Midnight. Mabel had got down from the bunk bed and was standing, silhouetted, in her little pyjamas, against the window. I went and knelt beside her.
‘There’s the moon,’ she said. She turned to me, solemnly, and confided, ‘It followth me.’
The moon was full and white above the little garden. I started to say, ‘Well, the thing is, Mabel, the moon—’
‘And . . .’ she interrupted. ‘Dat owl.’
I looked to where she was pointing. There, on the garden wall, was a barn owl, white in the moonlight, staring at us, unblinking. I’d never seen an owl before. I thought owls were extinct, except in the countryside and zoos.
‘Shut de curtainth,’ said Mabel and started closing the curtains in a bossy, businesslike way. ‘It’s all right. Dey’re watching over us.’
She clambered up into the top bunk. ‘Do de Baby Printheth.’
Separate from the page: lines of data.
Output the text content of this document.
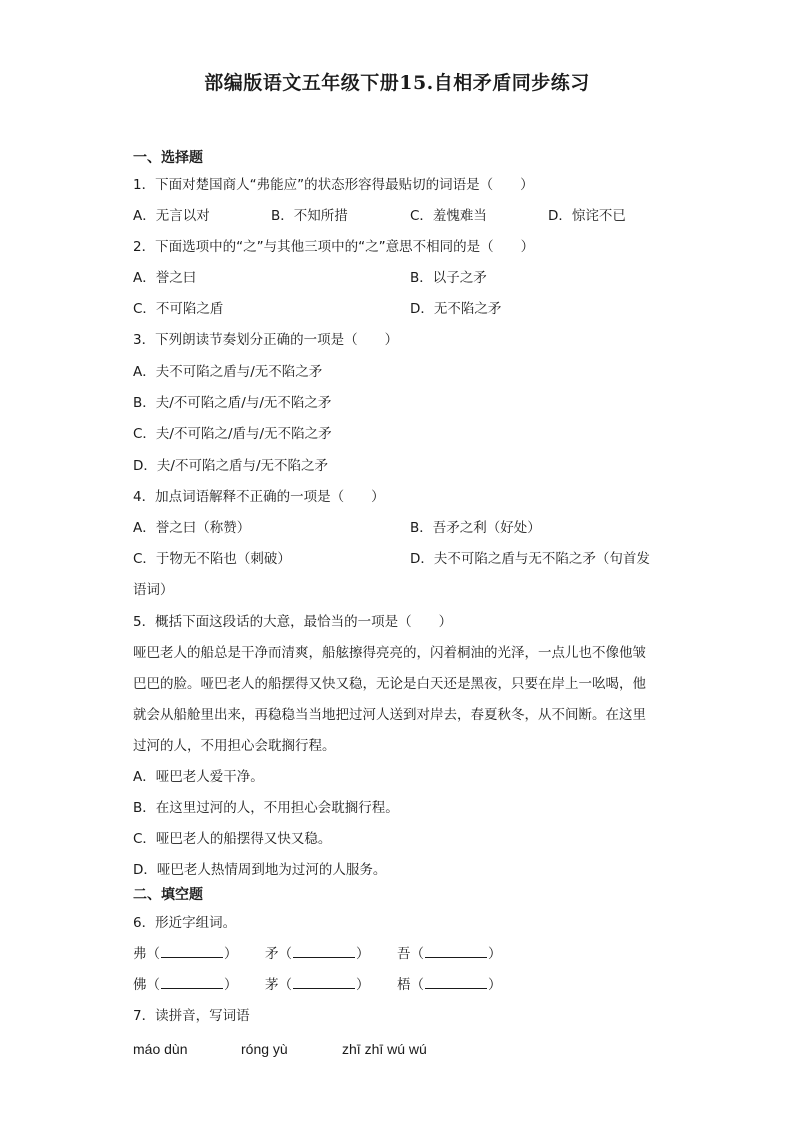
部编版语文五年级下册15.自相矛盾同步练习
一、选择题
1．下面对楚国商人“弗能应”的状态形容得最贴切的词语是（　　）
A．无言以对	B．不知所措	C．羞愧难当	D．惊诧不已
2．下面选项中的“之”与其他三项中的“之”意思不相同的是（　　）
A．誉之曰	B．以子之矛
C．不可陷之盾	D．无不陷之矛
3．下列朗读节奏划分正确的一项是（　　）
A．夫不可陷之盾与/无不陷之矛
B．夫/不可陷之盾/与/无不陷之矛
C．夫/不可陷之/盾与/无不陷之矛
D．夫/不可陷之盾与/无不陷之矛
4．加点词语解释不正确的一项是（　　）
A．誉之曰（称赞）	B．吾矛之利（好处）
C．于物无不陷也（刺破）	D．夫不可陷之盾与无不陷之矛（句首发
语词）
5．概括下面这段话的大意，最恰当的一项是（　　）
哑巴老人的船总是干净而清爽，船舷擦得亮亮的，闪着桐油的光泽，一点儿也不像他皱
巴巴的脸。哑巴老人的船摆得又快又稳，无论是白天还是黑夜，只要在岸上一吆喝，他
就会从船舱里出来，再稳稳当当地把过河人送到对岸去，春夏秋冬，从不间断。在这里
过河的人，不用担心会耽搁行程。
A．哑巴老人爱干净。
B．在这里过河的人，不用担心会耽搁行程。
C．哑巴老人的船摆得又快又稳。
D．哑巴老人热情周到地为过河的人服务。
二、填空题
6．形近字组词。
弗（	） 矛（	） 吾（	）
佛（	） 茅（	） 梧（	）
7．读拼音，写词语
máo dùn	róng yù	zhī zhī wú wú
Still freaked out by the owl, I held her hand and said the bedtime verse Mark had made up for her when she was just born:
‘For the Baby Princess is as sweet as she is fair, and as gentle as she is beautiful, and as kind as she is lovely. And wherever she goes, and whatever she does, Mummy and Daddy will always love her. Just because she’s lovely, and because she’s—’
‘—Mabel!’ she finished.
‘And the thoughts,’ said Billy sleepily.
I could hear Mark’s voice as I whispered, ‘All the thoughts are going away. Just like the little birds in their nests, and the rabbits in their rabbit holes. The thoughts don’t need Billy and Mabel tonight. The world will turn without them. The moon will shine without them. And all Billy and Mabel need to do is rest and sleep. And all Billy and Mabel need to do is . . .’
They were both asleep. I opened the curtains to see if the owl really had been there. There it was, still, gazing at me unblinking. I looked back for a long time, then closed the curtains.
CHRISTMAS
Friday 7 December 2012
9.15 a.m. Right. Christmas Resolutions:
I WILL
*Stop feeling sad and thinking about or attempting to live through men, but think about children and Christmas.